Dear three home pregnancy tests that I took when my period was a whole week late:
Look, I know it sounds like I'm just saying this, but I actually didn't expect you to be positive. I just figured I should check to be sure. It is, after all, theoretically possible that I had a whole lot of sex mid-cycle...in my sleep...without my knowledge...and spontaneously conceived.

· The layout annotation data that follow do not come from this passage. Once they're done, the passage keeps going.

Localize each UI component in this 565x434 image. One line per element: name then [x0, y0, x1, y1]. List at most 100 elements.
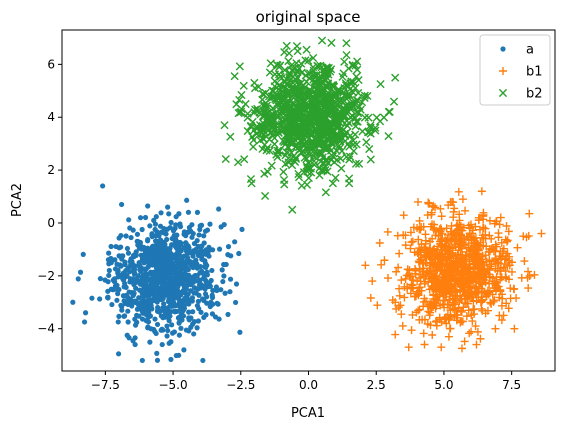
data-point — [258, 144, 267, 154]
data-point — [320, 69, 329, 78]
data-point — [421, 236, 430, 245]
data-point — [171, 280, 178, 287]
data-point — [403, 265, 412, 274]
data-point — [255, 120, 265, 130]
data-point — [437, 288, 446, 297]
data-point — [392, 267, 401, 276]
data-point — [288, 205, 297, 214]
legend-items: a b1 b2 — [498, 43, 543, 102]
data-point — [496, 213, 505, 222]
data-point — [361, 261, 370, 270]
data-point — [210, 287, 216, 294]
data-point — [201, 270, 207, 277]
data-point — [116, 286, 122, 293]
data-point — [445, 290, 454, 299]
data-point — [397, 310, 406, 319]
data-point — [334, 85, 343, 94]
data-point — [458, 317, 467, 326]
data-point — [166, 318, 172, 324]
data-point — [263, 118, 272, 127]
series-b1 — [361, 187, 546, 353]
data-point — [168, 356, 174, 363]
data-point — [467, 311, 476, 320]
data-point — [159, 341, 165, 348]
data-point — [365, 144, 374, 154]
legend-label: b1 — [526, 65, 543, 80]
data-point — [190, 264, 196, 270]
data-point — [300, 153, 309, 162]
data-point — [232, 299, 239, 306]
data-point — [196, 292, 202, 298]
data-point — [235, 95, 244, 105]
data-point — [491, 246, 500, 255]
data-point — [537, 229, 546, 238]
data-point — [364, 113, 373, 122]
data-point — [289, 86, 298, 95]
data-point — [106, 250, 112, 256]
data-point — [215, 301, 221, 307]
y-tick-label: 4 — [47, 110, 55, 124]
data-point — [458, 195, 467, 204]
data-point — [198, 309, 204, 315]
data-point — [203, 251, 209, 257]
data-point — [450, 240, 459, 249]
data-point — [329, 126, 338, 135]
data-point — [116, 313, 122, 319]
data-point — [339, 88, 348, 97]
data-point — [243, 126, 252, 136]
data-point — [391, 330, 400, 339]
data-point — [454, 225, 463, 234]
data-point — [130, 292, 136, 299]
data-point — [401, 241, 410, 250]
data-point — [273, 146, 282, 155]
data-point — [449, 252, 458, 261]
data-point — [97, 276, 103, 282]
data-point — [293, 47, 302, 56]
data-point — [240, 155, 249, 164]
data-point — [171, 329, 178, 335]
data-point — [196, 277, 202, 283]
data-point — [459, 303, 468, 312]
data-point — [143, 284, 149, 291]
data-point — [345, 179, 354, 188]
legend-label: b2 — [526, 87, 543, 102]
data-point — [417, 240, 426, 249]
data-point — [472, 282, 481, 291]
data-point — [465, 229, 474, 238]
data-point — [161, 276, 167, 282]
data-point — [272, 60, 281, 69]
data-point — [469, 245, 478, 254]
data-point — [366, 121, 375, 130]
data-point — [80, 251, 86, 257]
data-point — [189, 234, 195, 240]
data-point — [449, 294, 458, 303]
data-point — [185, 209, 192, 215]
data-point — [249, 135, 258, 145]
data-point — [318, 86, 327, 95]
data-point — [420, 279, 429, 288]
data-point — [154, 350, 160, 356]
data-point — [415, 265, 424, 274]
data-point — [207, 246, 214, 253]
data-point — [478, 280, 487, 289]
data-point — [162, 241, 168, 247]
data-point — [296, 115, 305, 124]
data-point — [375, 238, 384, 247]
data-point — [280, 48, 289, 57]
data-point — [391, 298, 400, 307]
y-axis-label: PCA2 — [10, 183, 25, 217]
data-point — [100, 183, 106, 189]
data-point — [488, 277, 497, 286]
data-point — [172, 308, 178, 314]
data-point — [464, 221, 473, 230]
data-point — [280, 125, 289, 134]
data-point — [342, 39, 351, 48]
data-point — [147, 223, 153, 229]
data-point — [132, 298, 138, 304]
data-point — [475, 225, 484, 234]
data-point — [504, 227, 513, 236]
data-point — [140, 255, 146, 261]
data-point — [195, 298, 202, 304]
data-point — [468, 293, 477, 302]
data-point — [460, 290, 469, 299]
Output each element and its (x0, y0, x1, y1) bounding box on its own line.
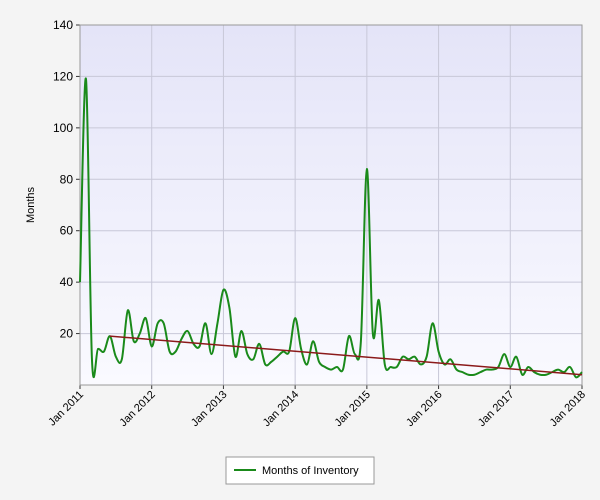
plot-border (79, 24, 583, 386)
legend-label: Months of Inventory (262, 465, 359, 477)
x-tick-label: Jan 2018 (548, 389, 588, 429)
y-axis-label: Months (25, 186, 37, 223)
y-tick-label: 80 (60, 172, 74, 186)
data-line (79, 77, 583, 379)
y-tick-label: 120 (53, 69, 73, 83)
y-tick-label: 140 (53, 18, 73, 32)
y-tick-label: 20 (60, 327, 74, 341)
y-tick-label: 40 (60, 275, 74, 289)
trend-line (109, 335, 583, 376)
x-tick-label: Jan 2015 (332, 389, 372, 429)
x-tick-label: Jan 2011 (46, 389, 86, 429)
x-tick-label: Jan 2012 (117, 389, 157, 429)
x-tick-label: Jan 2013 (189, 389, 229, 429)
y-tick-label: 100 (53, 121, 73, 135)
x-tick-label: Jan 2016 (404, 389, 444, 429)
x-tick-label: Jan 2014 (261, 389, 301, 429)
y-tick-label: 60 (60, 224, 74, 238)
x-tick-label: Jan 2017 (476, 389, 516, 429)
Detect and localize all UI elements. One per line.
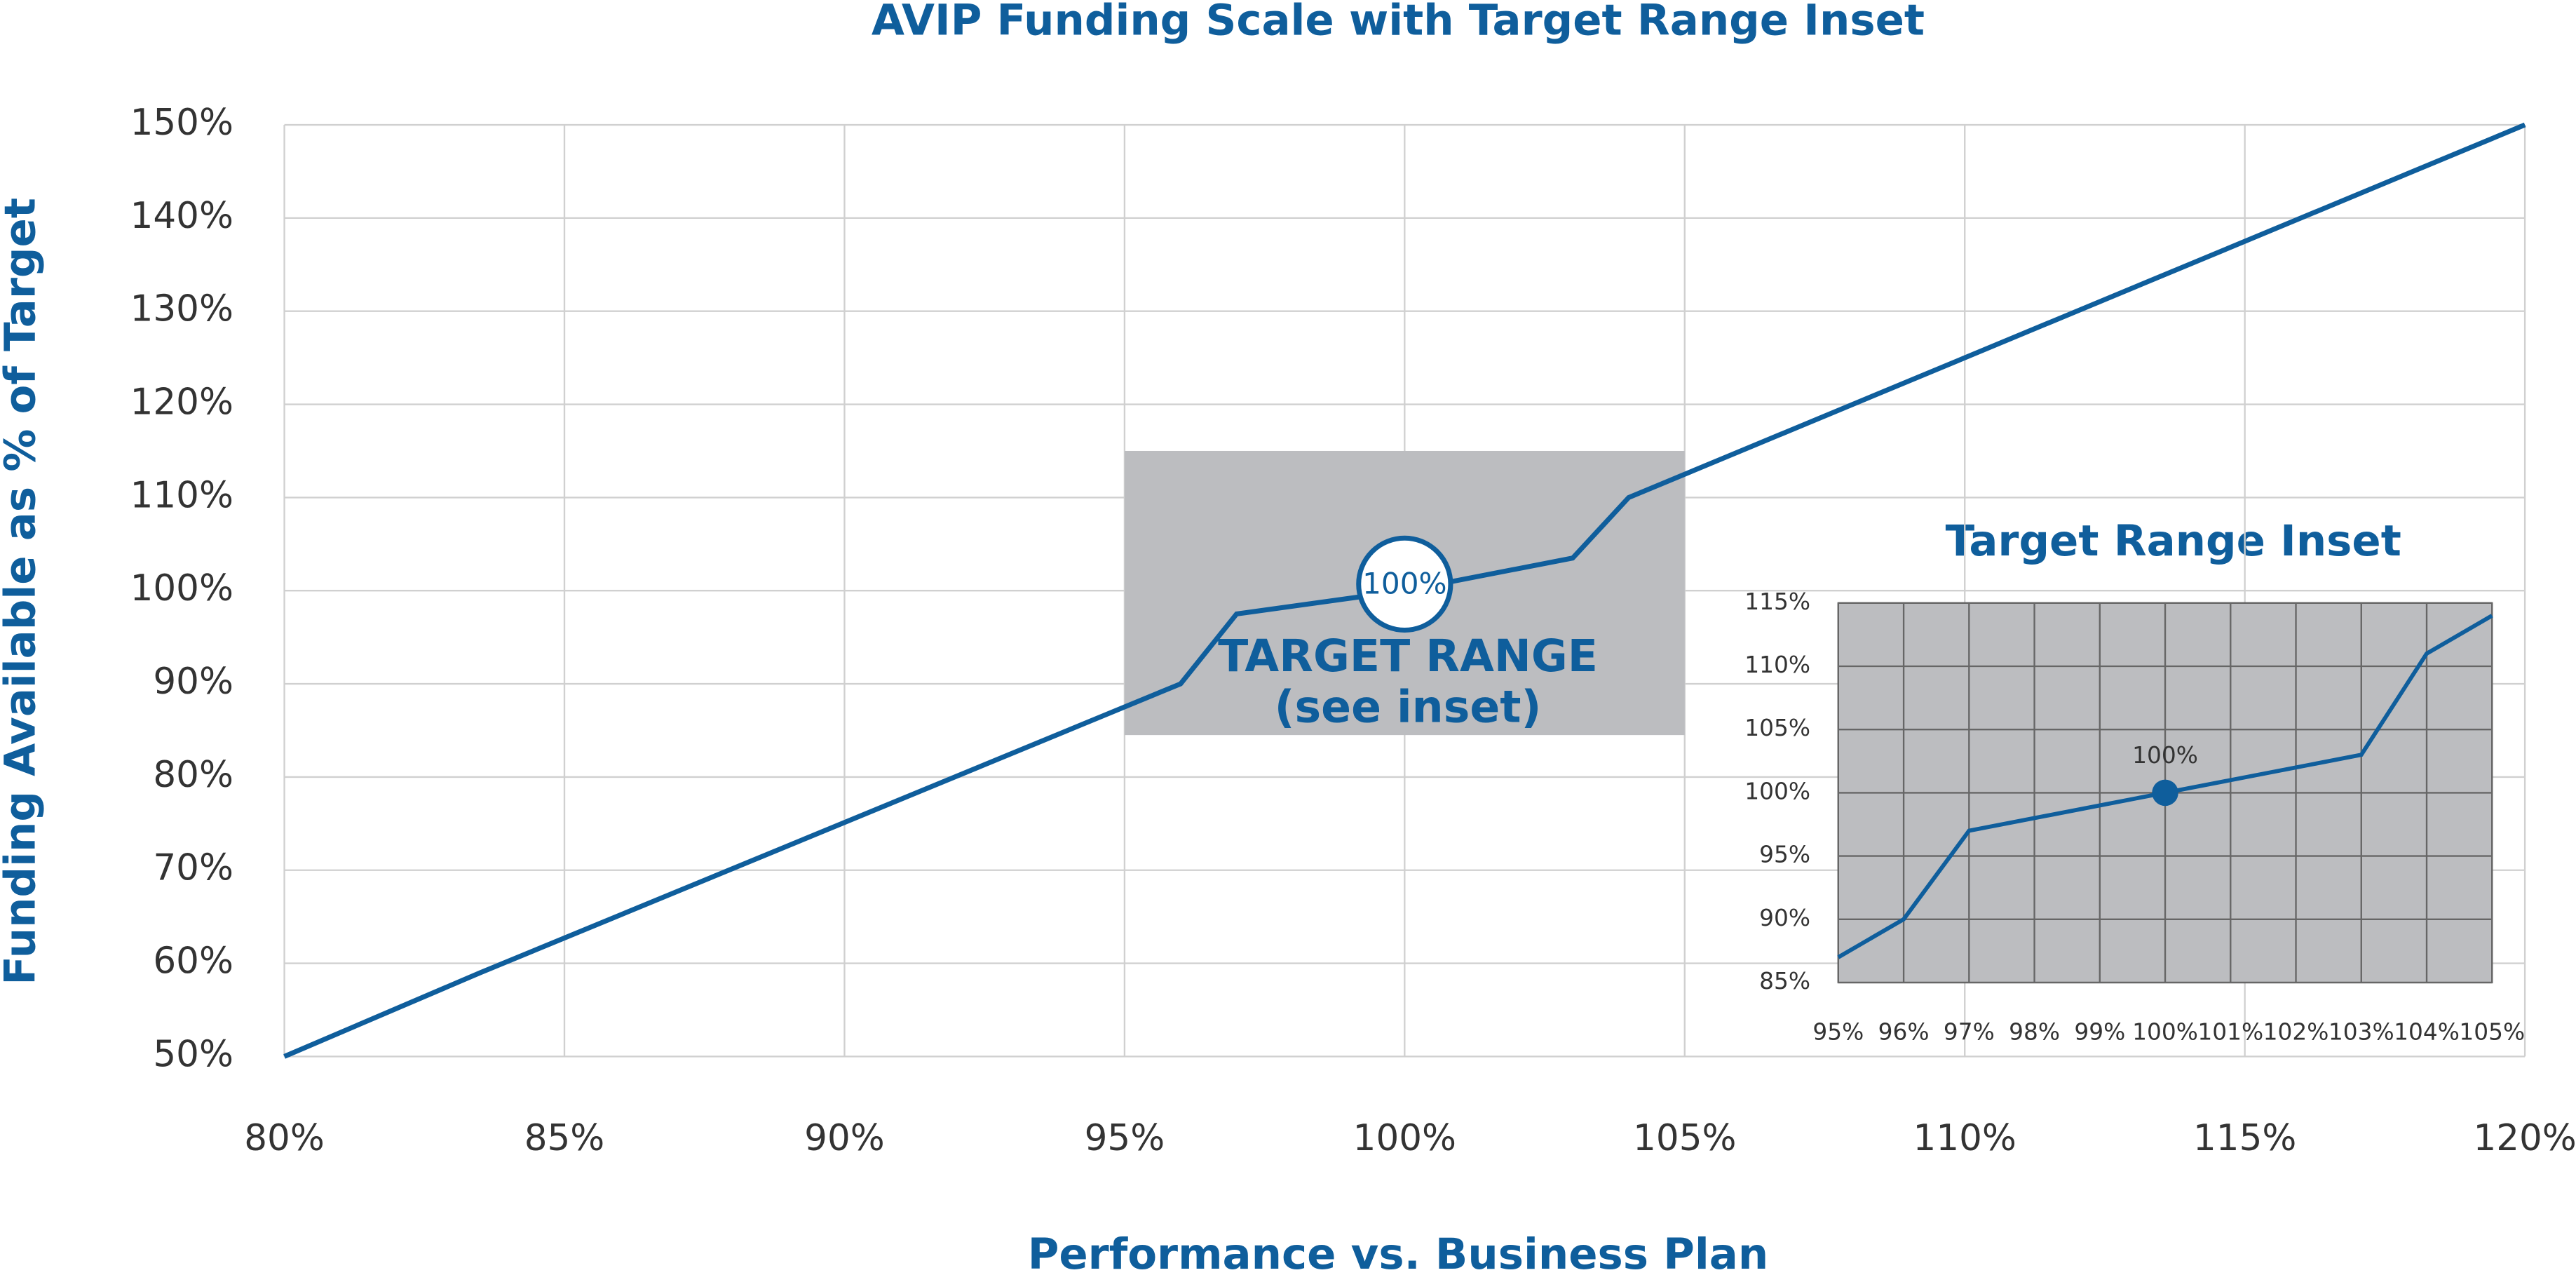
marker: [1356, 535, 1453, 633]
x-tick-label: 100%: [1353, 1117, 1456, 1159]
plot-border: [1837, 602, 2493, 984]
series-line: [283, 122, 2526, 1059]
y-tick-label: 115%: [1744, 588, 1810, 615]
y-tick-label: 110%: [1744, 652, 1810, 678]
x-tick-label: 95%: [1812, 1019, 1864, 1046]
x-tick-label: 98%: [2009, 1019, 2060, 1046]
y-tick-label: 80%: [153, 754, 233, 796]
y-tick-label: 110%: [130, 474, 233, 516]
x-tick-label: 104%: [2394, 1019, 2460, 1046]
y-tick-label: 85%: [1759, 968, 1810, 994]
x-tick-label: 102%: [2263, 1019, 2329, 1046]
y-tick-label: 105%: [1744, 715, 1810, 741]
x-tick-label: 101%: [2197, 1019, 2263, 1046]
y-tick-label: 120%: [130, 382, 233, 424]
chart-title: AVIP Funding Scale with Target Range Ins…: [872, 0, 1925, 45]
marker-label: 100%: [1362, 567, 1447, 601]
y-axis-label: Funding Available as % of Target: [0, 198, 46, 985]
x-tick-label: 97%: [1944, 1019, 1995, 1046]
x-axis-label: Performance vs. Business Plan: [1028, 1229, 1768, 1275]
y-tick-label: 130%: [130, 288, 233, 330]
y-tick-label: 50%: [153, 1033, 233, 1075]
x-tick-label: 105%: [2459, 1019, 2525, 1046]
x-tick-label: 120%: [2473, 1117, 2576, 1159]
x-tick-label: 95%: [1085, 1117, 1165, 1159]
x-tick-label: 103%: [2328, 1019, 2394, 1046]
y-tick-label: 140%: [130, 195, 233, 237]
x-tick-label: 115%: [2193, 1117, 2296, 1159]
marker: [2152, 779, 2178, 807]
y-tick-label: 100%: [130, 567, 233, 609]
x-tick-label: 80%: [244, 1117, 325, 1159]
y-tick-label: 90%: [153, 661, 233, 703]
x-tick-label: 96%: [1878, 1019, 1930, 1046]
x-tick-label: 99%: [2074, 1019, 2125, 1046]
target-range-label: TARGET RANGE: [1218, 630, 1598, 682]
x-tick-label: 85%: [524, 1117, 605, 1159]
x-tick-label: 90%: [804, 1117, 885, 1159]
y-tick-label: 100%: [1744, 778, 1810, 804]
y-tick-label: 90%: [1759, 905, 1810, 931]
y-tick-label: 150%: [130, 102, 233, 144]
x-tick-label: 105%: [1633, 1117, 1736, 1159]
x-tick-label: 110%: [1913, 1117, 2016, 1159]
marker-label: 100%: [2132, 742, 2198, 769]
target-range-label: (see inset): [1275, 681, 1542, 733]
y-tick-label: 70%: [153, 847, 233, 889]
y-tick-label: 95%: [1759, 842, 1810, 868]
x-tick-label: 100%: [2132, 1019, 2198, 1046]
y-tick-label: 60%: [153, 940, 233, 983]
inset-title: Target Range Inset: [1946, 516, 2401, 566]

Laugh all you want. At least I don't smell like urine.
Dear giant box of Cheez-Its,
We meet again.
Jesus Christ, would you knock it off? We're trying to work in here.
Yours, but not if you keep this up,
All those unappreciated beta cells
Dear Elliott Yamin's mother,
Oh, God, was I a weepy fucking mess. I was really quite touched by your son's performances. That? Oh, yeah, I just had something in my eye. Oh, for the love of...look, it was the hormones, okay? That's ridiculous — I was not crying. Obviously you have me mistaken for someone much, much less cerebral, because I wouldn't be caught dead watching American Idol.
Why, now that I think of it, I suddenly recall I don't even have a TV
Dear daunting pockets of abdominal flab,
There sure is, uh, a lot more of you than there used to be. We'll do our best, but...man.
Very short subcutaneous needles
Dear everyone who works at the Gap:
I am writing to apologize for my behavior at your store in the late morning of March 25, 2006. Upon reflection, I agree that it was an overreaction on my part to spring out of the dressing room waggling my pelvis and bellowing, "Jeez, would you look at this? What the hell are all these faded lines radiating out from my crotch? Don't I have enough people looking at it these days without giving strangers a fucking road map?"
Furthermore, I agree that "whiskering" is a perfectly innocuous, not-at-all-suggestive name for what is, I am instructed, a slimming, flattering fabric treatment.
Couldn't find style with both hands, a flashlight, and a Rand McNally highway atlas
Day 17 already! I think I'm doing pretty well with the Lupron this time around, don't you?
Gone out for a pack of cigarettes. Tell Charlie I love him.